La reprise de l’épidémie nous fait craindre des dommages collatéraux. Car la prise en charge des patients Covid-19 a pris le dessus sur tout le reste… avec un risque d’aboutir à un drame.
Par Pr Houcine Maghrebi *
«Il y aura des dommages collatéraux»… «Il faut éviter les pertes de chances pour les patients non Covid»…
Je n’aime pas vraiment m’exprimer publiquement. Mais la situation alarmante et les prises de décisions unilatérales nous poussent à tirer la sonnette d’alarme !!
Notre inquiétude est grande car nous avons beaucoup de patients fragiles qui nécessitent des soins pour des pathologies plus graves que la Covid-19.
La reprise de l’épidémie nous fait craindre des dommages collatéraux. La prise en charge des patients Covid-19 a pris le dessus sur tout le reste… avec un risque d’aboutir à un drame.
Un condensé de populisme et d’amateurisme confus
Face à ce défi sanitaire sans précédent, la gestion de la pandémie même à l’échelle mondiale ressemble à un condensé de populisme et d’amateurisme confus et autoritaire. Et pour cause : le manque de consultation des experts de différents domaines, le déni de la réalité déplorable de notre système de santé, les décisions unilatérales et court-termistes, et surtout l’ego surdimensionné de certaines personnes auto-déclarées experts décideurs qui nous font la sourde oreille! Et dont la seule hantise est devenue le nombre de lit oxygène ou de réa qui sera annoncé aux journaux et aux plateaux de télévision !
Notre inquiétude est grande car nous avons beaucoup de patients fragiles qui nécessitent des soins pour des pathologies aussi graves que la Covid-19.
La pandémie n’arrête pas les accidents de la voie publique (nos routes sont parmi les plus meurtrières au monde), les cancers (deuxième cause de décès dans le monde), les urgences chirurgicales de tous genres…
Hausse des taux des pathologies compliquées
Lors de la première vague, des chirurgies électives étaient annulées ou reportées, afin d’offrir des lits aux patients infectés.
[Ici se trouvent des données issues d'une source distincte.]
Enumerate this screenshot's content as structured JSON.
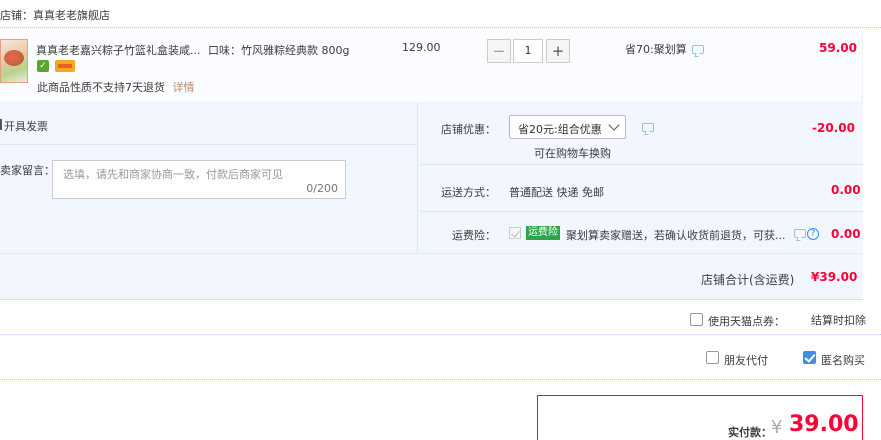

Quand notre de service de chirurgie de l’hôpital de La Rabta à Tunis avait récupéré l’activité des services de chirurgies réquisitionnés pour cause de Covid, on avait été submergé par des pathologies diagnostiquées ou traitées à un stade tardif : lithiases simples devenue cholécystites, des hernies devenues étranglées, des malades cancéreux à des stades avancés… Nous avions fait face à des taux des pathologies compliquées dont les conséquences étaient graves : péritonites, chocs septiques, gangrènes…
A ce jour, on n’a pas encore rattrapé le retard d’opérations du printemps… Si on doit de nouveau les annuler faute de places suffisantes en réanimation, on commence à rentrer dans la perte de chance pour nos malades. Et ca s’appelle faire du tri parce qu’on ne compte que les dégâts Covid à la télé !
Ailleurs aussi, lors de la première vague, des milliers de patients ont vu leurs actes chirurgicaux déprogrammés en raison de l’épidémie. D’après une étude menée par le groupe CovidSurg Collaborative dont on était un des acteurs, la Covid-19 aurait engendré le report de plus de 28 millions d’interventions chirurgicales à travers le monde suite à l’interruption de 12 semaines de l’activité hospitalière, au profit de l’accueil des malades de la Covid-19. De même, d’après une étude publiée dans le British Journal of Surgery, chaque nouvelle semaine d’interruption des services hospitaliers entraînerait 2,4 millions de nouvelles annulations.
L’état critique du secteur de la santé publique complique la situation
Les soignants avaient alerté à maintes reprises que nos hôpitaux végétaient dans un état déplorable comme jamais vu ! Que l’état critique du secteur de la santé publique ne faisait qu’empirer depuis une dizaine d’années et que l’endettement des hôpitaux publics (exemple du CHU La Rabta) entravait le fonctionnement et même la sécurité des différents intervenants… Malheureusement, on sent que la santé ne semble pas représenter une priorité absolue, notamment avec la compression budgétaire d’année en année.
À ce niveau, force est de rappeler que les défaillances existent à plusieurs niveaux: des défaillances au niveau de l’infrastructure, de l’équipement, des ressources humaines, des médicaments… Que si on a choisi de rester en Tunisie et de continuer à lutter pour préserver le secteur de santé publique, on ne peut en aucun cas accepter de mettre en péril la vie de nos malades…
* Professeur agrégé en chirurgie viscérale, secrétaire général adjoint de la Société Tunisienne de chirurgie laparoscopique.